À la Belle Époque, le Tout-Paris se retrouve fréquemment aux champs de course (Édouard Manet, Courses au bois de Boulogne, 1872).
Planche du livret explicatif du panorama le Tout-Paris, peint par Charles Castellani et présenté lors de l'exposition universelle de Paris de 1889.

Le Tout-Paris désigne, à Paris, les personnalités en vue d'une époque qui ont pour habitude de se rendre dans les manifestations mondaines de la capitale française ou de fréquenter les lieux à la mode.

Rassemblement informel de personnalités plus ou moins célèbres, le Tout-Paris peut être comparé à une cour royale où la société mondaine ne serait plus le palais, mais les lieux de luxe et de divertissement.

Histoire[modifier | modifier le code]

L'expression « tout Paris » est couramment employée au XVIIe siècle pour désigner l'ensemble des habitants de Paris. Elle est utilisée en 1660 par Boileau dans ses Satires pour évoquer les personnalités qui comptent dans la capitale, notamment avec la célèbre phrase : « En vain contre le Cid un ministre se ligue — Tout Paris pour Chimène a les yeux de Rodrigue[1]. » Voltaire et d'Alembert reprendront cet usage dans leur correspondance.

L'expression « tout Paris » va prendre son sens moderne deux siècles plus tard. L'historienne Anne Martin-Fugier[2] date en effet l'apparition du « monde parisien » du début du XIXe siècle, quand les élites non aristocratiques, qui jouent désormais un rôle de premier plan dans la société, ont formé une nouvelle mondanité.

Composée alors d'écrivains, d'hommes politiques, de grands banquiers et d'artistes, cette communauté fréquente les beaux quartiers, se montre au théâtre et dans les réceptions des ambassades. Elle incarne aussi une certaine idée du bon goût parisien quand elle se déplace sur les champs de courses et dans les nouvelles stations balnéaires, où ses apparitions sont remarquées. Un article du Gaulois du , intitulé « Mondanités : Paris hors Paris », annonce ainsi que Camille Saint-Saëns vient d’arriver à Dieppe et détaille la liste des personnalités parisiennes présentes dans la ville : « C’est tout Paris, comme on le verra : comte et comtesse Louis de Talleyrand-Périgord, M. Josselin de Rohan, Mme Madeleine Lemaire, M. Marcel Proust et M. Reynaldo Hahn, qui sont les hôtes de l’éminent artiste. »
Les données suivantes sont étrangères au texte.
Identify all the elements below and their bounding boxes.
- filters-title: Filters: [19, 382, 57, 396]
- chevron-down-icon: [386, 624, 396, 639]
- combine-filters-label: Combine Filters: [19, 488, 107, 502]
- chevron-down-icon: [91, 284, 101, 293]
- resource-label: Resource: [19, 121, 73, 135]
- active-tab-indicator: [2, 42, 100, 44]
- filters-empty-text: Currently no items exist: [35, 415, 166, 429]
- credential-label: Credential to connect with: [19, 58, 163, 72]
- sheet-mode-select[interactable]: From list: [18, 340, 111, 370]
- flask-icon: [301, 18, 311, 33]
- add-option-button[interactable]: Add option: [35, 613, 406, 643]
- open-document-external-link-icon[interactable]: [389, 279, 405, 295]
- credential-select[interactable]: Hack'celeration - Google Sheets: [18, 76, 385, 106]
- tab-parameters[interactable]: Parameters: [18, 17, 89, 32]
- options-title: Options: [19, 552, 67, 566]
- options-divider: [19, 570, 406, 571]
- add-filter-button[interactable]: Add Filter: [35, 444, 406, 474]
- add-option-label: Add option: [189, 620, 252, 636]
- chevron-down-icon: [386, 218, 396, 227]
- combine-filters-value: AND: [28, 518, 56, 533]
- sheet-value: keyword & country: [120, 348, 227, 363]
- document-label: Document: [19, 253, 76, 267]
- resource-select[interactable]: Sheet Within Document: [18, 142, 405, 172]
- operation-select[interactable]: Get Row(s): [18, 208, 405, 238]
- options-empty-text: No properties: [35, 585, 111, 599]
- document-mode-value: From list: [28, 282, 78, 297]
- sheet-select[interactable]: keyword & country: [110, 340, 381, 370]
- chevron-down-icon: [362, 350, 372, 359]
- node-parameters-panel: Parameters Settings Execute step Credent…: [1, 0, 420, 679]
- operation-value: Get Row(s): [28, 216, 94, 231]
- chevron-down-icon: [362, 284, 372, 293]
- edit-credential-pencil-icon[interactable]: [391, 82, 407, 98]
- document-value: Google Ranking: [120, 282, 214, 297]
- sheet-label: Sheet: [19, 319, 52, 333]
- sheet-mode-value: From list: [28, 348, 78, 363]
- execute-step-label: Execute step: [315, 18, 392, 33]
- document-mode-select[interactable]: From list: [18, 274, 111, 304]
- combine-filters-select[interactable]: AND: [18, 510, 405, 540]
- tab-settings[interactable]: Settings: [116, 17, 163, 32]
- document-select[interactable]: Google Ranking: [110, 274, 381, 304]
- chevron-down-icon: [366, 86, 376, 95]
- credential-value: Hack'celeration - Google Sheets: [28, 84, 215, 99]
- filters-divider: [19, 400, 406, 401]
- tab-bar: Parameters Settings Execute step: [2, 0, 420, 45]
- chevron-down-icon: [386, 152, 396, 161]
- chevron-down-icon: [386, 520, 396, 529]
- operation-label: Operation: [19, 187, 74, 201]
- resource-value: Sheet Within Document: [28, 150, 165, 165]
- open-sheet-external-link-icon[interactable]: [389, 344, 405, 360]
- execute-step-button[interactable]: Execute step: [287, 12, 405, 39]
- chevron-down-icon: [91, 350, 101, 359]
Évoquant l'année 1841, Baudelaire voit surtout dans le Tout-Paris des passionnés de littérature et de poésie : « Dans ce temps-là, le tout Paris se composait de cette élite d'hommes chargés de façonner l'opinion des autres, et qui, quand un poète vient à naître, en sont toujours avertis les premiers[3]. »

À la Belle Époque, le Tout-Paris devient une sorte de club avec ses propres références. En 1885, Armand La Fare publie un annuaire de la société parisienne intitulé Tout-Paris (cf. la notice BNF). Sur le modèle de High Life créé en 1879, il répertorie les noms et adresses de l'aristocratie parisienne du moment : colonie étrangère, hauts fonctionnaires, corps diplomatique, clergé, armée, etc. Dans son édition de 1895, figurent par exemple Zola, Pasteur, le préfet Poubelle. Il identifie la haute société parisienne à des lieux, comme Maxim's, le bois de Boulogne ou Deauville, il définit des tendances, consacre un artiste, un écrivain, fait et défait la réputation d'un homme politique.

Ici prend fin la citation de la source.